IRS Issues Guidance for Companies that Incur R&E Expenses

The IRS issued guidance for companies that incur research and experimental (R&E) expenses under Internal Revenue Code Section 174 on December 12, 2022.

Revenue Procedure 2023-8

Revenue Procedure 2023-8 outlines the process by which taxpayers can apply for a change in accounting method to comply with requirements that went into effect for tax years beginning after December 31, 2021.

The revenue procedure allows taxpayers to obtain automatic consent to change their method of accounting to comply with Section 174. This guidance is designed to streamline the filing process and make it easier for taxpayers to obtain approval for a change in accounting method.

Taxpayers wanting to change their method of accounting are generally required to file an application on Form 3115, Application for Change in Accounting Method.

The new revenue procedure simplifies the process by providing taxpayers with an automatic change to comply with Section 174 by filing a statement with the taxpayer’s original federal income tax return in lieu of a Form 3115.

The change is applied on a cutoff basis for a taxpayer’s first taxable year beginning after December 31, 2021. Method changes that occur in subsequent tax years will require a Form 3115.

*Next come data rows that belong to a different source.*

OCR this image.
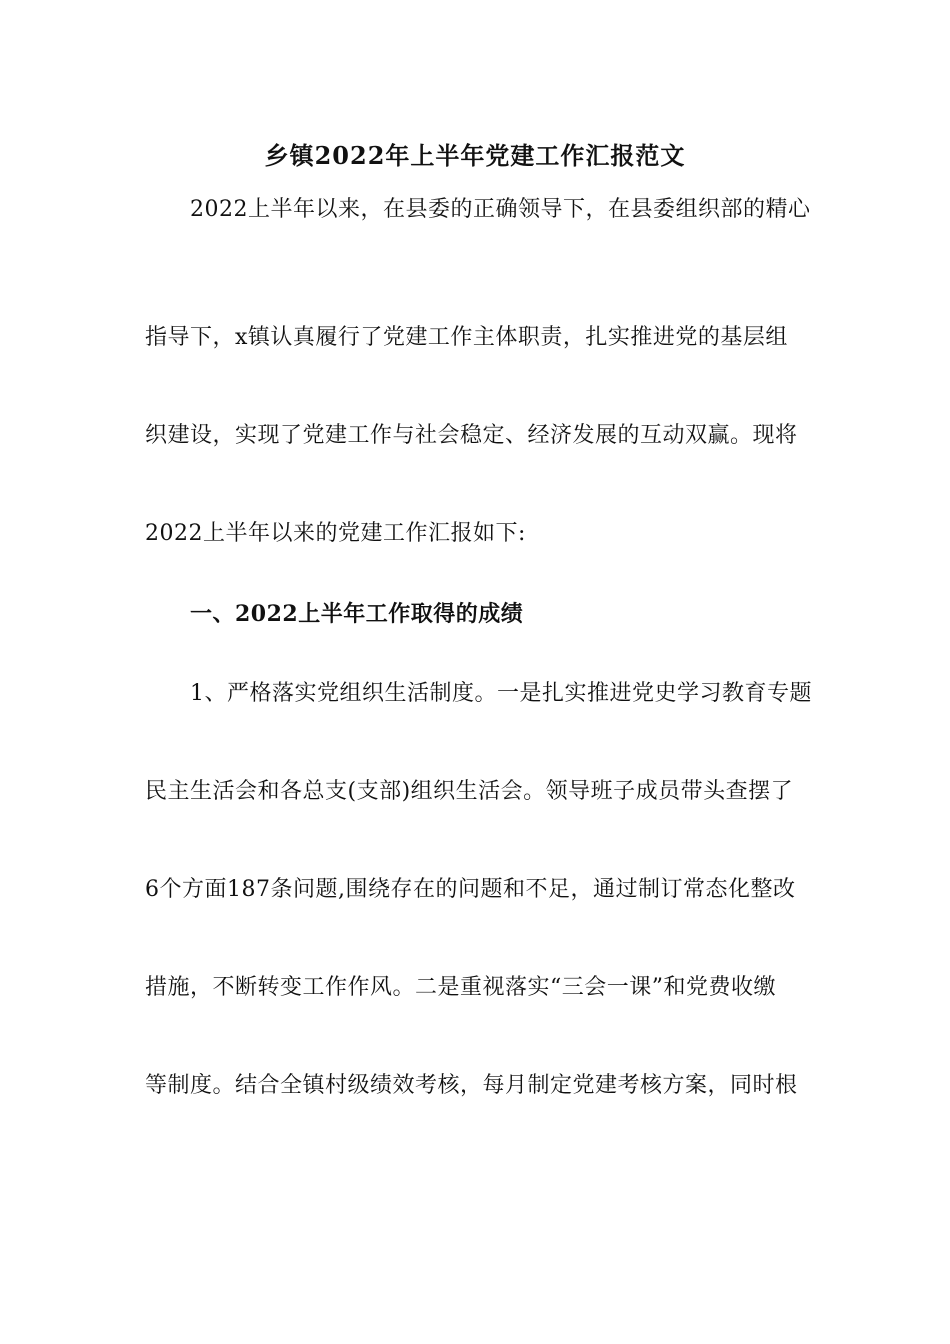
乡镇2022年上半年党建工作汇报范文
2022上半年以来，在县委的正确领导下，在县委组织部的精心
指导下，x镇认真履行了党建工作主体职责，扎实推进党的基层组
织建设，实现了党建工作与社会稳定、经济发展的互动双赢。现将
2022上半年以来的党建工作汇报如下:
一、2022上半年工作取得的成绩
1、严格落实党组织生活制度。一是扎实推进党史学习教育专题
民主生活会和各总支(支部)组织生活会。领导班子成员带头查摆了
6个方面187条问题,围绕存在的问题和不足，通过制订常态化整改
措施，不断转变工作作风。二是重视落实“三会一课”和党费收缴
等制度。结合全镇村级绩效考核，每月制定党建考核方案，同时根
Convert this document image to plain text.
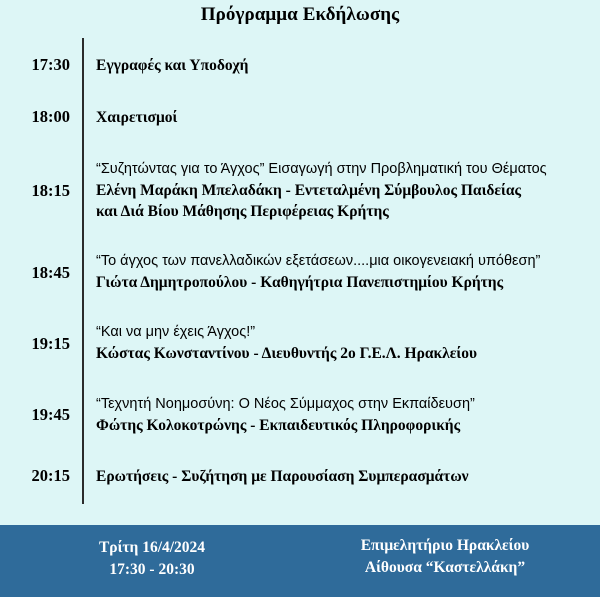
Πρόγραμμα Εκδήλωσης
17:30 Εγγραφές και Υποδοχή
18:00 Χαιρετισμοί
18:15
“Συζητώντας για το Άγχος” Εισαγωγή στην Προβληματική του Θέματος
Ελένη Μαράκη Μπελαδάκη - Εντεταλμένη Σύμβουλος Παιδείας
και Διά Βίου Μάθησης Περιφέρειας Κρήτης
18:45
“Το άγχος των πανελλαδικών εξετάσεων....μια οικογενειακή υπόθεση”
Γιώτα Δημητροπούλου - Καθηγήτρια Πανεπιστημίου Κρήτης
19:15
“Και να μην έχεις Άγχος!”
Κώστας Κωνσταντίνου - Διευθυντής 2ο Γ.Ε.Λ. Ηρακλείου
19:45
“Τεχνητή Νοημοσύνη: Ο Νέος Σύμμαχος στην Εκπαίδευση”
Φώτης Κολοκοτρώνης - Εκπαιδευτικός Πληροφορικής
20:15 Ερωτήσεις - Συζήτηση με Παρουσίαση Συμπερασμάτων
Τρίτη 16/4/2024
17:30 - 20:30
Επιμελητήριο Ηρακλείου
Αίθουσα “Καστελλάκη”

The statement must include the following information:

  • Name and employer identification number or Social Security number of the applicant
  • Beginning and ending dates of the first taxable year in which the change to the required Section 174 method takes effect for the applicant
  • Designated automatic accounting method change number for this change
  • Description of the type of expenditures included as specified research or experimental expenditures
  • Amount of specified research or experimental expenditures paid or incurred by the applicant during the year of change

The statement must also include a declaration that the applicant is changing the method of accounting for specified R&E expenditures to capitalize them to a specified R&E capital account, amortizing the amount over either a five-year period for domestic research or 15-year period for foreign research. This would begin with the midpoint of the taxable year in which such expenditures are paid or incurred in accordance with the method permitted under Section 174 for the year of change. The declaration must state that the applicant is making the change on a cut-off basis.

Impact on Taxpayers

The revenue procedure also provides a transition rule for taxpayers who may have already filed their federal returns for a taxable year beginning after December 31, 2021.

Taxpayers who already filed are deemed in compliance if they properly reported their R&E expenditures on Form 4562, Depreciation and Amortization, with their federal tax return, as long as they properly capitalized and amortized such R&E expenditures in accordance with the required Section 174 method.

Additionally, taxpayers relying on the revenue procedure will only receive limited audit protection, as the characterization or classification of R&E expenditures are still subject to review and change to ensure taxpayers are complying with the Section 174 requirements in each taxable year beginning after December 31, 2021.

Overall, the revenue procedure for Section 174 is a positive development for taxpayers. It simplifies the process for requesting a change in accounting method, making it easier and faster for taxpayers to obtain the approval they need.

However, taxpayers are eager for additional guidance from the IRS on the proper classification of their R&E expenditures, as Congress hasn’t acted on a widely anticipated repeal or delay of the Section 174 provisions.